Is doing a Diamond Terrifier set comparable to doing a Zs set?

Yeah, for sure. This is something that is interesting to both Ben and I—the quality of pushing things to the point of failure. You come up with an idea that can't really totally work and is actually not totally possible to do. But you establish the intention to do it and by doing that you put yourself in this situation where you get up onstage in front of people trying to do this thing that is not totally possible and not such a good idea [Laughing]. But that's substance of the art! The industriousness and creativity that arises spontaneously in those moments of failure. You're gonna do this technical feat but that's not really gonna happen 100%. But those percentiles where that isn't happening and you gotta get through it somehow, there's this sort of spontaneity and creativity, and just some turbo boost that you tap into, and that's the art. The Diamond Terrifier set is very much about creating that frame—pushing something to the place where it starts to deteriorate and then holding it in that lively margin where things are sort of failing a little bit and you have to manage it. That relates to the name Diamond Terrifier because it's the English translation of the indo-tibetan god-name Vajrabairahva. Diamond represents that which is indestructible: the thing that scares the thing that is indestructible.

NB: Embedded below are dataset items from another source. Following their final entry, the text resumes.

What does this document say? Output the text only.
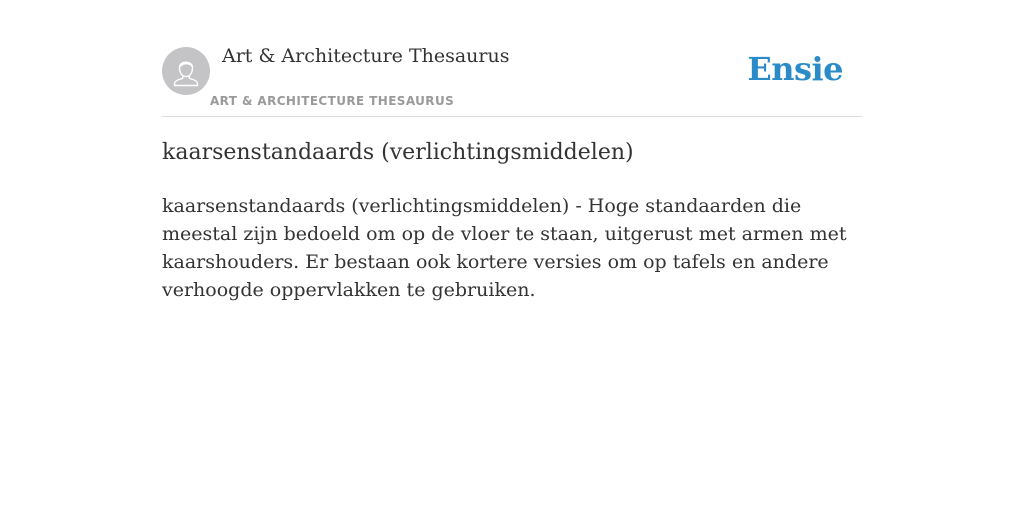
Art & Architecture Thesaurus
ART & ARCHITECTURE THESAURUS
Ensie
kaarsenstandaards (verlichtingsmiddelen)

kaarsenstandaards (verlichtingsmiddelen) - Hoge standaarden die meestal zijn bedoeld om op de vloer te staan, uitgerust met armen met kaarshouders. Er bestaan ook kortere versies om op tafels en andere verhoogde oppervlakken te gebruiken.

Can you talk about the new Zs music? Is it similar/different to New Slaves?

It's extremely different. The music has swapped out the extreme abrasive high ends for deep dub lows, and we've swapped out the angular jaggedness for deep minimalist trance vibes. The music also has clearer reference points than any past stuff we've done, and I'm really psyched about that. Can't wait to hear what folks think, stoked for the show!

Zs plays BamCafé tonight as part of Crossing Brooklyn Ferry; Diamond Terrifier presents PRACTICE! Tuesday nights in May at Zebulon.